Turan, tarihte olayların birebir şekilde gerçekleşmediğini ancak benzerlikler taşıdığını dile getirerek, şşöyle devam etti:
"Burada da büyük benzerlikler var. O zamanki Türk İslam dünyasında hem siyasi, hem sosyal, hem de dini mahiyette büyük bir tehlike, buhran vardı. O buhrana yönelik bu askeri seferleri gerçekleştirmişti Yavuz. Yoksa 'Ülkeler fethedeyim, askerlik marifetimi göstereyim' amacında değildi. Zaten Türk tarihinde böyle bir şey yok. Türkiye'nin öncülüğünde bir Fırat Kalkanı ve Suriye harekatı başlatıldı. Bunun nasıl sonuçlanacağını kestiremeyiz ama asla ve asla bir başarısızlık bekleyemeyiz, düşünemeyiz de. Bu bizim düşünce ufkumuza, felsefemize de terstir. Ümit ediyoruz ki, tıpkı 500 yıl önce Yavuz'un ve Osmanlı Devleti'nin zaferi gibi Türkiye Cumhuriyeti Devleti de bir zafer kazansın. Kazanacağına da inanıyoruz. Çünkü son derece kilit bir bölgeden girdi. Dabık'a girdi. Arkasından El-Bab, arkasından Kuzey Suriye'nin gerçek merkezi Halep'tir. Orayı hedefleyen bir harekat bu. Her şeyden önce Suriye halkı bunu bekliyor. Tarihten yeniden Türk milletine böyle bir davetiye çıktı."
Bölgede 500 yıl önce olduğu gibi yine dini, mezhebi ve siyasi mahiyette büyük bir buhran olduğunu belirten Turan, bir tarafta selefi, bir tarafta batıni hareketlerle İslam dünyasının parçalandığını, bir tek parçalanmayan Türkiye'nin kaldığını söyledi.
"Türkiye demir leblebi hüviyetinde, İslam dünyası içerisinde bir ümit ve güven noktası. Yine haçlı dünyası açısından da tedirgin edici, ürkütücü bir kuvvet konumunda." diyen Turan, her halükarda devletin ve Türk milletinin işinin zor olduğunu aktararak, "Yalnız tarihin de bu noktaları zorluklarla dolu. Mercidabık zamanında bu zorlu dönemlerden birisiydi. Hangisi daha zor tartışma götürür ama iki dönemin de zor olduğu görünüyor. O dönemi tarih kitaplarından okuyoruz ama bunu yaşıyoruz. Geleceğini ve sonuçlarını tam olarak kestiremiyoruz." ifadelerini kullandı.

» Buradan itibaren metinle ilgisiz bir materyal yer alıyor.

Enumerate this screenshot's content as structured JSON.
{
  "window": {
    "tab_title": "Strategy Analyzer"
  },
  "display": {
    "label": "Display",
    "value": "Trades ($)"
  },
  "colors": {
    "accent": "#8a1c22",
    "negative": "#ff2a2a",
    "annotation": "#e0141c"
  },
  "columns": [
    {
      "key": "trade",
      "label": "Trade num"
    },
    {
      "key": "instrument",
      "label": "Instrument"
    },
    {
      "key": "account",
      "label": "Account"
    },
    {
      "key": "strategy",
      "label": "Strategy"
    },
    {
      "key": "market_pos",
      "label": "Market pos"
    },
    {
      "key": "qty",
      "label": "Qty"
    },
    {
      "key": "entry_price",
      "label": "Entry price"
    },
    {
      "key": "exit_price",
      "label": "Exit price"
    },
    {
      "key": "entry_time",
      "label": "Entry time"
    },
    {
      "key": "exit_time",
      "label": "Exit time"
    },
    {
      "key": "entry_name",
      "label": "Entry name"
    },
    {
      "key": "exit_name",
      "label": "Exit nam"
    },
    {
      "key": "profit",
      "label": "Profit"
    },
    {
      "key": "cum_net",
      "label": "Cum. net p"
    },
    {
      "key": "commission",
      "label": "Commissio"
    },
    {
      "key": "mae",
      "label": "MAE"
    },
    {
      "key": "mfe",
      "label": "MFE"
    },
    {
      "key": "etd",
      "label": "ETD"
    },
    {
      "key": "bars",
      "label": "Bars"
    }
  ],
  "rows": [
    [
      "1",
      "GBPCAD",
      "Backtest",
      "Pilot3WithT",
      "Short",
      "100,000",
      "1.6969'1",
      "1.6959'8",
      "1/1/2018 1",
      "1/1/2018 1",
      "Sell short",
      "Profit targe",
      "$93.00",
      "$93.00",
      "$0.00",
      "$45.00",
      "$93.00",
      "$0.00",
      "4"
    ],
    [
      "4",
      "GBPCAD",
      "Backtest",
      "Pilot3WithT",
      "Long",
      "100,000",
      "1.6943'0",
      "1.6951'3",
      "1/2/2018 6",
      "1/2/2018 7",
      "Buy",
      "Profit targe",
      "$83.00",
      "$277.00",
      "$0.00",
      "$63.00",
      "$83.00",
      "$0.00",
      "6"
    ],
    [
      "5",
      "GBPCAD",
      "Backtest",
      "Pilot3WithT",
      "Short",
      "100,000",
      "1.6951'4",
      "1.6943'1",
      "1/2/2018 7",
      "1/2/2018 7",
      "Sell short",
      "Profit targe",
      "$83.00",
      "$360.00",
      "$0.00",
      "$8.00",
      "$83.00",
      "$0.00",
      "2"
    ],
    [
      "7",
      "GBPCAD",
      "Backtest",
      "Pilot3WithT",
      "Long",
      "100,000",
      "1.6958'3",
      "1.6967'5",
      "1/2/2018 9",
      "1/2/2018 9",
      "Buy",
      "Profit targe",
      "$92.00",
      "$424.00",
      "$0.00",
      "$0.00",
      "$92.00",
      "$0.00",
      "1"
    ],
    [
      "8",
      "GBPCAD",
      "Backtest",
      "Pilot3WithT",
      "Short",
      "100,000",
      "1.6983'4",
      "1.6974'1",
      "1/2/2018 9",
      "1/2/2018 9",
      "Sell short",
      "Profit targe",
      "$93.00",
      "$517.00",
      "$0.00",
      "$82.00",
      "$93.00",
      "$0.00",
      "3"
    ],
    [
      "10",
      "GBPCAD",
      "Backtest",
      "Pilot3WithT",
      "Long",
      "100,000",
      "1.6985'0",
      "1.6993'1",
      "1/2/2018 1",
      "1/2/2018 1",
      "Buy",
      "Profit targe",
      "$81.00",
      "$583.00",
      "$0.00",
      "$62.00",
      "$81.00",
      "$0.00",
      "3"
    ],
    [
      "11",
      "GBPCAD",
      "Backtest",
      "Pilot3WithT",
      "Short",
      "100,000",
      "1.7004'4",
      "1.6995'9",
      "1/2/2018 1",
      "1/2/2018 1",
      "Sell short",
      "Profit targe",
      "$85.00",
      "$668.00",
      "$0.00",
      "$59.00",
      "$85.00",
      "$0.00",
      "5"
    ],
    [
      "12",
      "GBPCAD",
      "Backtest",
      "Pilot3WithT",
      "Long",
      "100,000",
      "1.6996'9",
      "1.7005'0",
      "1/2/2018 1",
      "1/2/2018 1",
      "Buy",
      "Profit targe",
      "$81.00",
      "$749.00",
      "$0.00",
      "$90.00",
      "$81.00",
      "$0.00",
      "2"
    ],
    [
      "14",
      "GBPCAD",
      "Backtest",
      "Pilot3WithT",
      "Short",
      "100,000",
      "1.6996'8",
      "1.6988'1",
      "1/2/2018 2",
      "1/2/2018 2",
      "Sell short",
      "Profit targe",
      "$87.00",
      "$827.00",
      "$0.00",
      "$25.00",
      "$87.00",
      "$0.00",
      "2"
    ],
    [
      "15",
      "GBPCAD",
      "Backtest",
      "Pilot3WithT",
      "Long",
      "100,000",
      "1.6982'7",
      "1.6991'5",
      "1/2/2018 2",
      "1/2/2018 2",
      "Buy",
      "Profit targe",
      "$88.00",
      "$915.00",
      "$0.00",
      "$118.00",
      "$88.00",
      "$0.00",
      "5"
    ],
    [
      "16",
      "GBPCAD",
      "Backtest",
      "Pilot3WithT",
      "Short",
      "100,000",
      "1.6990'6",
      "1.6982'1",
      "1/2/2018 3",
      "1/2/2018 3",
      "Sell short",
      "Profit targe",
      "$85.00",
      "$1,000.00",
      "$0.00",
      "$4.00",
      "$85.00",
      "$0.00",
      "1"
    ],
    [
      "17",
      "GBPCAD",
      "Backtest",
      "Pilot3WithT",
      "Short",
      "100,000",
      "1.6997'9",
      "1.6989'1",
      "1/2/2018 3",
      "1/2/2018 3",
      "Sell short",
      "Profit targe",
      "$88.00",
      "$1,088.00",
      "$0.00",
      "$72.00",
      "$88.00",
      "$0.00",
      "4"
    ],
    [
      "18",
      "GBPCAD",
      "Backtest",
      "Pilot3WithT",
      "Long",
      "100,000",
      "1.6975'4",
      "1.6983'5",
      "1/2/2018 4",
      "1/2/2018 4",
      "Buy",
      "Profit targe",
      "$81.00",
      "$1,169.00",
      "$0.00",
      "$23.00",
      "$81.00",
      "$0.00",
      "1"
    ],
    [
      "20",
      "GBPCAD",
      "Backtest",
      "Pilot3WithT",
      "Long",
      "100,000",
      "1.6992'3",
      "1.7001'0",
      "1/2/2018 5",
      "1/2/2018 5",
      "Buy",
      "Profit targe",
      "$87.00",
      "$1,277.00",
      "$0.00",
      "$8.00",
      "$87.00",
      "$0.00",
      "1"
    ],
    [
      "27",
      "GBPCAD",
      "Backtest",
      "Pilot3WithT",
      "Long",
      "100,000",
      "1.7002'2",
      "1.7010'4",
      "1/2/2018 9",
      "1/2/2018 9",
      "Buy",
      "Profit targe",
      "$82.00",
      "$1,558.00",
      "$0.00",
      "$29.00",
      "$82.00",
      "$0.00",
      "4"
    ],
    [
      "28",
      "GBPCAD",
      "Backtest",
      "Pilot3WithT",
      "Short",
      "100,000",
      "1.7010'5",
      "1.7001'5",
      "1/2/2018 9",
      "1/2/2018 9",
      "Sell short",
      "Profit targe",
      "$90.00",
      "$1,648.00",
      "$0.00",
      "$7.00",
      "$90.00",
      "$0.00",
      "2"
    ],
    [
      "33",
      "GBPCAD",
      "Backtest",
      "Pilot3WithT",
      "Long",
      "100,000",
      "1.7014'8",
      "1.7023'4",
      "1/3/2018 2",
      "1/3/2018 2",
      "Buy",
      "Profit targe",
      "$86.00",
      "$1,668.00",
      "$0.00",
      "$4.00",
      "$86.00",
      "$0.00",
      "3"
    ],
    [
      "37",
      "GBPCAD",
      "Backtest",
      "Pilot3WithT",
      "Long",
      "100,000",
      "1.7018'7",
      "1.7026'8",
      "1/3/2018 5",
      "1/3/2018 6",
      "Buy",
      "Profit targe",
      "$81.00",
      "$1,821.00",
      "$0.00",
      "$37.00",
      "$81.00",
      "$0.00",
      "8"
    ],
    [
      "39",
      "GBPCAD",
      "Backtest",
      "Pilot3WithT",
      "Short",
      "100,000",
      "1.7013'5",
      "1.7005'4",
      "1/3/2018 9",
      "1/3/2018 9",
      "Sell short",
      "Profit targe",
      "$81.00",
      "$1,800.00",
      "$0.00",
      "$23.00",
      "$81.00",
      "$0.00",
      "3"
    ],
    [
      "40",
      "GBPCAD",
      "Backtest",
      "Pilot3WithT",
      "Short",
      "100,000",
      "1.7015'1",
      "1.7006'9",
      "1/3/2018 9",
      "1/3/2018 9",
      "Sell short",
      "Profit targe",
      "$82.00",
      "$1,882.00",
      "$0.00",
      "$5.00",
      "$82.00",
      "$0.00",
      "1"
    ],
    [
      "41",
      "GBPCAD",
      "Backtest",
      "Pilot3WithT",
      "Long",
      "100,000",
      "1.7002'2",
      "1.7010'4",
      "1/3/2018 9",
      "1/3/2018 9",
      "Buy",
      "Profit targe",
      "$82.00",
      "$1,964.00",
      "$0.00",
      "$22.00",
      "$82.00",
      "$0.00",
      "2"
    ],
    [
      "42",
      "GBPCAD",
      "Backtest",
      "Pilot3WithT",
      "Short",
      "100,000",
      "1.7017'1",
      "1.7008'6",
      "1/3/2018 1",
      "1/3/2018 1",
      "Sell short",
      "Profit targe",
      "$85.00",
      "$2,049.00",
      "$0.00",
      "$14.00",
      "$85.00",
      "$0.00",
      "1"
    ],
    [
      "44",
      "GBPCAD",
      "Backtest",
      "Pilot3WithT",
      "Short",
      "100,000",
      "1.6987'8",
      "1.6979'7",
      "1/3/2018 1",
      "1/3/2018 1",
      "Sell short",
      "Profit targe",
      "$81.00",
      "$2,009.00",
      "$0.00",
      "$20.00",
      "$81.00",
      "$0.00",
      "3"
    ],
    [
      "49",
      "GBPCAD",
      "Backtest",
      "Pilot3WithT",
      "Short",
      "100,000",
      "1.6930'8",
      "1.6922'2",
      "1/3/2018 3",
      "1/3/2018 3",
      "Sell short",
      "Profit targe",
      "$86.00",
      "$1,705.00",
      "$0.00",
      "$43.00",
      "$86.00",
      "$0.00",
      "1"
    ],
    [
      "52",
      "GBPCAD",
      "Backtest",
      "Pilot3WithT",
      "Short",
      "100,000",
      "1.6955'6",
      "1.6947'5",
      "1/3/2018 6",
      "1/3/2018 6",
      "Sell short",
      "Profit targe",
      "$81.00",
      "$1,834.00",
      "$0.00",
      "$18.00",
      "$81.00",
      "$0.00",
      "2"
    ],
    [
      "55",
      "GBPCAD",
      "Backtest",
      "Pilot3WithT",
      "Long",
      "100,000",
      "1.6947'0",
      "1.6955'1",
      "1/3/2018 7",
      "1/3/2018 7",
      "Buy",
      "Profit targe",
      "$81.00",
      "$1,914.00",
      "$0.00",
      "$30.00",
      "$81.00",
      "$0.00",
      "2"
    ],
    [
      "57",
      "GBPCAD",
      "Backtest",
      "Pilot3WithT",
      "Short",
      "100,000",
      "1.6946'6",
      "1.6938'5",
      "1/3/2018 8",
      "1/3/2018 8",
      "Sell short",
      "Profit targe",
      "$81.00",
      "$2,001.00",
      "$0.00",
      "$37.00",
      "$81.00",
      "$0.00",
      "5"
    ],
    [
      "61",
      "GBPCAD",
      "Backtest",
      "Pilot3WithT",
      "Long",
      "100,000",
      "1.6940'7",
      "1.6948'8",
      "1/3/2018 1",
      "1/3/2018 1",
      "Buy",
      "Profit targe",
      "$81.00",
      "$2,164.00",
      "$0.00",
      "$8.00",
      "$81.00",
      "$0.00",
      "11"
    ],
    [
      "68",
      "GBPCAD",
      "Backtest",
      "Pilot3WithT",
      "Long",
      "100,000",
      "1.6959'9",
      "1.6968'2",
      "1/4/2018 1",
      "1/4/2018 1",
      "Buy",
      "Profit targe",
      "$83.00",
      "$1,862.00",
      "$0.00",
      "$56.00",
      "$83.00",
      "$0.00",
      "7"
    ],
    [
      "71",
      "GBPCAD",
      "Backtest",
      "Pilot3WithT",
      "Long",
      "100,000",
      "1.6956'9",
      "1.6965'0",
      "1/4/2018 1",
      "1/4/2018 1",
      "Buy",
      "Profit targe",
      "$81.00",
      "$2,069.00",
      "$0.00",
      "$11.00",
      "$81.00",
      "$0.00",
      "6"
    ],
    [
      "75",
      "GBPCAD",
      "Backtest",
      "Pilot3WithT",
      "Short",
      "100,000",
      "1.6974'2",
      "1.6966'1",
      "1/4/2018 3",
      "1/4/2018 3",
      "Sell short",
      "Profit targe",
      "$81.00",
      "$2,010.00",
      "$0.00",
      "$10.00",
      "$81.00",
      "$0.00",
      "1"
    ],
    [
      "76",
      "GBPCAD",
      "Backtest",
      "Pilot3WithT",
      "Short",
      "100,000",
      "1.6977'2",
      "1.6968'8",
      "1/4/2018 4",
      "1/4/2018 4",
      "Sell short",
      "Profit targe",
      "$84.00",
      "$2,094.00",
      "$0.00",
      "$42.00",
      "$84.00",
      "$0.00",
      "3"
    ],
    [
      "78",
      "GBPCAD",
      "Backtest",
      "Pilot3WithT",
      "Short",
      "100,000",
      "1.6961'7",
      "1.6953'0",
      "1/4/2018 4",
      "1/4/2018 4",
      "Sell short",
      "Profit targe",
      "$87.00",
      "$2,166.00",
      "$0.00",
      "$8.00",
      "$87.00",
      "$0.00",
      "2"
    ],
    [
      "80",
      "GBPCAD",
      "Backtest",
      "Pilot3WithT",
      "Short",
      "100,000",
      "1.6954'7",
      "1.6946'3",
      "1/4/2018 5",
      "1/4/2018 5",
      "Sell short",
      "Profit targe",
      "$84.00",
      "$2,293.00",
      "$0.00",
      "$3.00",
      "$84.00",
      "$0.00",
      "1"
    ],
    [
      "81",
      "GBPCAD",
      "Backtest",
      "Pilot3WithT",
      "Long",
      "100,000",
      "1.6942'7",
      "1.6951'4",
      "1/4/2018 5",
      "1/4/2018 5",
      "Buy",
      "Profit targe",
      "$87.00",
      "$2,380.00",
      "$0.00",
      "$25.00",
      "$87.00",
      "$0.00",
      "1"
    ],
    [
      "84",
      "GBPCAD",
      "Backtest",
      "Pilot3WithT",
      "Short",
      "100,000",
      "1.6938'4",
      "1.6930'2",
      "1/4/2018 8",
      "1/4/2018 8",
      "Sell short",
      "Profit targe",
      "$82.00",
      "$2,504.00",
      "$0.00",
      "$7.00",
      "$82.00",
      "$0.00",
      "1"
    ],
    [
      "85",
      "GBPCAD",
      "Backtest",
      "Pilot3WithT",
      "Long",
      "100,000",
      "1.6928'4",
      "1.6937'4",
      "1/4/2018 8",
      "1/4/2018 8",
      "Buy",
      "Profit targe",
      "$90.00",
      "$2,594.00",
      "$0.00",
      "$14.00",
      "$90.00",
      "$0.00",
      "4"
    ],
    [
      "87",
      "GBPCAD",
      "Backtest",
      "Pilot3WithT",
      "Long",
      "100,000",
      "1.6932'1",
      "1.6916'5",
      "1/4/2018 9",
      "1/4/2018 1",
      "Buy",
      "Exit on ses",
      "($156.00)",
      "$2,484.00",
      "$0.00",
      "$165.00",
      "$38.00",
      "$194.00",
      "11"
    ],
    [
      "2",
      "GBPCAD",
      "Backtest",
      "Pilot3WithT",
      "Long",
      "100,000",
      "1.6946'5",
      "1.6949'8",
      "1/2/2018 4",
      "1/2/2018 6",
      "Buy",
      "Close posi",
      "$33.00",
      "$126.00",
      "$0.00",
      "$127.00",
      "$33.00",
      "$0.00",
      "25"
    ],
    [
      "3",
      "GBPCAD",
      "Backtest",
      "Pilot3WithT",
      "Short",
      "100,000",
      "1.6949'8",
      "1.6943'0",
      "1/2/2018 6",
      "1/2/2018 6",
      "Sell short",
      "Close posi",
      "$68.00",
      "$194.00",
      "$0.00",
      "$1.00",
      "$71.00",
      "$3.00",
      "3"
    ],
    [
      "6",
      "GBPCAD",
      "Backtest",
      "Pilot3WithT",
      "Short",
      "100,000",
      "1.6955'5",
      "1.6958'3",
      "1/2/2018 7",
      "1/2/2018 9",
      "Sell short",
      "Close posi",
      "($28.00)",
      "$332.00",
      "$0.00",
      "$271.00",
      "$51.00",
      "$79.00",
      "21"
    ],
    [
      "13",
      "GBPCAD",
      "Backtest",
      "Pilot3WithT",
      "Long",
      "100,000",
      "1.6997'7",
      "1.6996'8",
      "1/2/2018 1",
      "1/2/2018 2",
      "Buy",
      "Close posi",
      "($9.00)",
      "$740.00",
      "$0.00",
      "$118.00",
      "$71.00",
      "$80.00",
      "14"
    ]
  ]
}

Prof. Dr. Turan, tarihte Anadolu, Mısır ve İran üzerinde çok kuvvetli devletler kurulduğunu ve ortada kalan Suriye'nin de her zaman güçlerin odağında bulunduğunu dile getirdi.
Buranın hep paylaşılamayan bir bölge olduğunu dikkati çeken Turan, şunları kaydetti:
"Günümüzde Suriye üzerindeki paylaşım mücadelesi ve savaşları daha da şiddetlendi. Suriye için birinci planda petrolden ziyade Suriye jeopolitiğinin ön plana çıktığını söyleyebiliriz. Türkiye Cumhuriyeti Devleti deyince güvenlik politikalarında Suriye bir numaralı coğrafyadır. Türkiye'nin güvenliği denilince ilk akla gelen ülke Suriye'dir. Türkiye'nin güvenliği Suriye'de başlar. Ankara, İstanbul öncelikle Suriye'den korunur. Türkiye Cumhuriyeti Devleti de bu mücadele içerisindedir. Kamuoyumuzun bu konuda uyandırılması lazım."